We wish to state the following:

  1. Freedom of expression is a fundamental human right as enshrined in Guyana’s Constitution and the Universal Declaration of Human Rights.
  2. Based on utterances from a number of government officials including its panelists, the undertone appeared to be engaged in self-censorship under the guise of “responsibility” and “good”. In this regard, we commend the globally recognised Journalism Ethics, Principles and Codes of Conduct.
  3. Much of the debates and disagreements at the conference appeared to stem from the decision by the organisers to conflate journalism, public relations practice and social media influence. Whether or not this was the intent, it was a grave error as each category of communication has its own role.
  4. Social Media influencers, though they command some following, cannot and will not be regarded as journalists and they should never contemplate seeing themselves as such.

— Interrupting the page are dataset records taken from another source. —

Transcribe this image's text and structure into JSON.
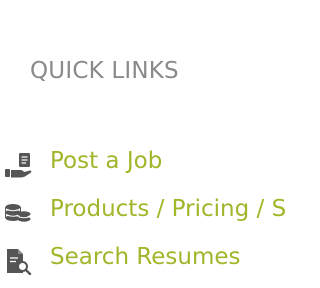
{
  "quick_links": {
    "title": "QUICK LINKS",
    "items": [
      {
        "label": "Post a Job",
        "icon": "hand-document-icon"
      },
      {
        "label": "Products / Pricing / Sp",
        "icon": "coin-stack-icon"
      },
      {
        "label": "Search Resumes",
        "icon": "document-search-icon"
      }
    ]
  },
  "colors": {
    "title": "#8a8a8a",
    "link": "#a3b52a",
    "icon": "#555555",
    "background": "#ffffff"
  }
}
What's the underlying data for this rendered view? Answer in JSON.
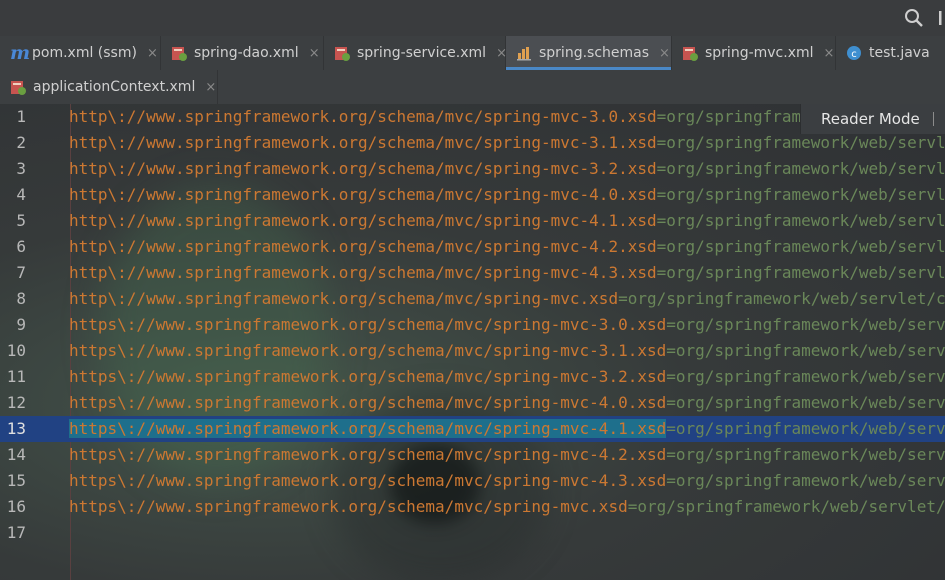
{
  "header": {
    "search_icon": "search-icon"
  },
  "tabs_row1": [
    {
      "label": "pom.xml (ssm)",
      "icon": "maven-icon"
    },
    {
      "label": "spring-dao.xml",
      "icon": "spring-xml-icon"
    },
    {
      "label": "spring-service.xml",
      "icon": "spring-xml-icon"
    },
    {
      "label": "spring.schemas",
      "icon": "properties-icon",
      "active": true
    },
    {
      "label": "spring-mvc.xml",
      "icon": "spring-xml-icon"
    },
    {
      "label": "test.java",
      "icon": "java-class-icon"
    }
  ],
  "tabs_row2": [
    {
      "label": "applicationContext.xml",
      "icon": "spring-xml-icon"
    }
  ],
  "tab_close_glyph": "×",
  "editor": {
    "reader_mode_label": "Reader Mode",
    "current_line": 13,
    "lines": [
      {
        "n": "1",
        "key": "http\\://www.springframework.org/schema/mvc/spring-mvc-3.0.xsd",
        "value": "=org/springframework/web/servlet/config/spring-mvc.xsd"
      },
      {
        "n": "2",
        "key": "http\\://www.springframework.org/schema/mvc/spring-mvc-3.1.xsd",
        "value": "=org/springframework/web/servlet/config/spring-mvc.xsd"
      },
      {
        "n": "3",
        "key": "http\\://www.springframework.org/schema/mvc/spring-mvc-3.2.xsd",
        "value": "=org/springframework/web/servlet/config/spring-mvc.xsd"
      },
      {
        "n": "4",
        "key": "http\\://www.springframework.org/schema/mvc/spring-mvc-4.0.xsd",
        "value": "=org/springframework/web/servlet/config/spring-mvc.xsd"
      },
      {
        "n": "5",
        "key": "http\\://www.springframework.org/schema/mvc/spring-mvc-4.1.xsd",
        "value": "=org/springframework/web/servlet/config/spring-mvc.xsd"
      },
      {
        "n": "6",
        "key": "http\\://www.springframework.org/schema/mvc/spring-mvc-4.2.xsd",
        "value": "=org/springframework/web/servlet/config/spring-mvc.xsd"
      },
      {
        "n": "7",
        "key": "http\\://www.springframework.org/schema/mvc/spring-mvc-4.3.xsd",
        "value": "=org/springframework/web/servlet/config/spring-mvc.xsd"
      },
      {
        "n": "8",
        "key": "http\\://www.springframework.org/schema/mvc/spring-mvc.xsd",
        "value": "=org/springframework/web/servlet/config/spring-mvc.xsd"
      },
      {
        "n": "9",
        "key": "https\\://www.springframework.org/schema/mvc/spring-mvc-3.0.xsd",
        "value": "=org/springframework/web/servlet/config/spring-mvc.xsd"
      },
      {
        "n": "10",
        "key": "https\\://www.springframework.org/schema/mvc/spring-mvc-3.1.xsd",
        "value": "=org/springframework/web/servlet/config/spring-mvc.xsd"
      },
      {
        "n": "11",
        "key": "https\\://www.springframework.org/schema/mvc/spring-mvc-3.2.xsd",
        "value": "=org/springframework/web/servlet/config/spring-mvc.xsd"
      },
      {
        "n": "12",
        "key": "https\\://www.springframework.org/schema/mvc/spring-mvc-4.0.xsd",
        "value": "=org/springframework/web/servlet/config/spring-mvc.xsd"
      },
      {
        "n": "13",
        "key": "https\\://www.springframework.org/schema/mvc/spring-mvc-4.1.xsd",
        "value": "=org/springframework/web/servlet/config/spring-mvc.xsd",
        "selected": true
      },
      {
        "n": "14",
        "key": "https\\://www.springframework.org/schema/mvc/spring-mvc-4.2.xsd",
        "value": "=org/springframework/web/servlet/config/spring-mvc.xsd"
      },
      {
        "n": "15",
        "key": "https\\://www.springframework.org/schema/mvc/spring-mvc-4.3.xsd",
        "value": "=org/springframework/web/servlet/config/spring-mvc.xsd"
      },
      {
        "n": "16",
        "key": "https\\://www.springframework.org/schema/mvc/spring-mvc.xsd",
        "value": "=org/springframework/web/servlet/config/spring-mvc.xsd"
      },
      {
        "n": "17",
        "key": "",
        "value": ""
      }
    ]
  },
  "colors": {
    "key": "#cc7832",
    "value": "#6a8759",
    "current_line": "#214283",
    "selection": "#1e6f8c",
    "active_tab_underline": "#4a88c7"
  }
}
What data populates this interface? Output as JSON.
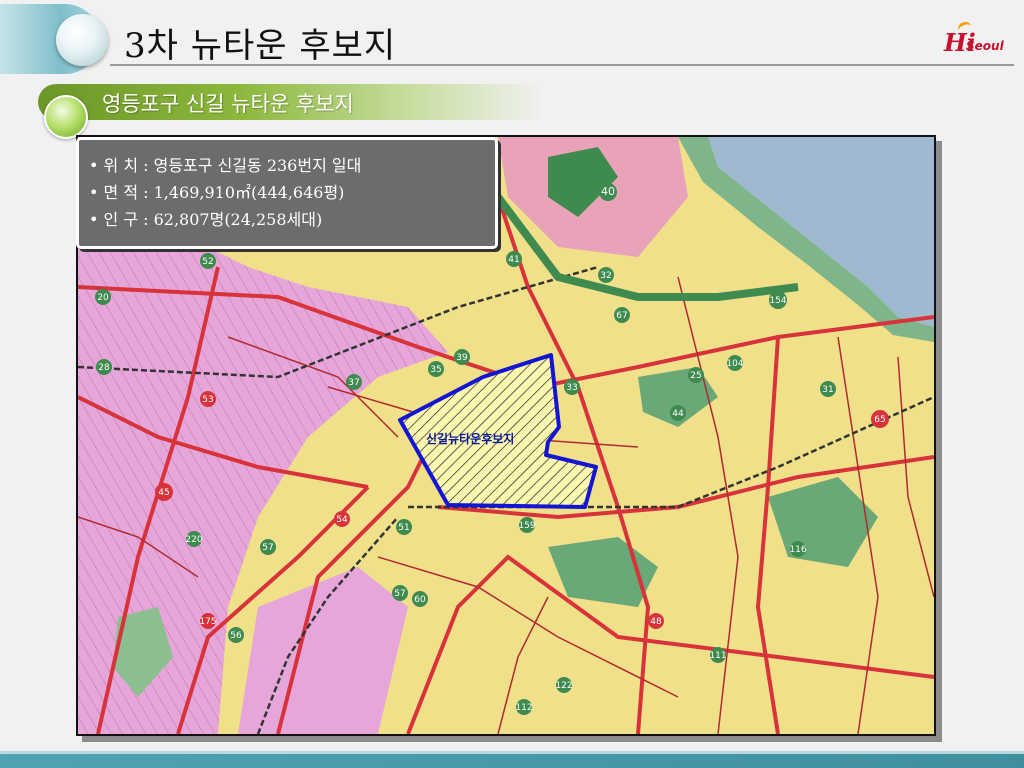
{
  "header": {
    "title": "3차 뉴타운 후보지",
    "logo_hi": "Hi",
    "logo_seoul": "Seoul"
  },
  "section": {
    "title": "영등포구 신길 뉴타운 후보지"
  },
  "info": {
    "location": "• 위 치 : 영등포구 신길동 236번지 일대",
    "area": "• 면 적 : 1,469,910㎡(444,646평)",
    "population": "• 인 구 : 62,807명(24,258세대)"
  },
  "map": {
    "candidate_label": "신길뉴타운후보지",
    "route_numbers": [
      "40",
      "41",
      "32",
      "67",
      "154",
      "52",
      "20",
      "39",
      "35",
      "37",
      "33",
      "44",
      "31",
      "65",
      "25",
      "104",
      "45",
      "57",
      "51",
      "54",
      "159",
      "220",
      "175",
      "56",
      "57",
      "60",
      "116",
      "48",
      "111",
      "122",
      "112",
      "28",
      "53"
    ],
    "colors": {
      "residential": "#efe089",
      "commercial": "#e3a1d6",
      "boundary": "#1414d4",
      "road": "#d8323b",
      "park": "#5fa86a",
      "water": "#9fbad0"
    }
  }
}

  5. If politicians across the divide claim to have any modicum of interest in improving the standard of journalism, then they ought to immediately cease utilizing social media influencers in the place of journalists. To continue doing so is to contribute to the degradation of journalism at the altar of expediency of reach, likes and shares. In this way, sections of the public are led to believe that such social media content is in keeping with globally accepted standards of journalism. Does this mean that anyone with a few followers, limited language competence, no regard for fact-checking etc. can be regarded by himself or herself and the public as a journalist because a politician uses him or her as an information conduit?
  6. The next national World Press Freedom Conference should be jointly organised with the Guyana Press Association and focus on journalism.
  7. We reiterate our support for media and communication training. However, we believe that these should be provided through the University of Guyana which is an accredited tertiary institution.
  8. Journalism cannot be confused or mixed up with specialised content on specific topics or projects. Media houses and government may wish to consider discussing how information products on specific projects and issues can be broadcast or published with the appropriate disclaimer so there is no confusion between paid content and journalism.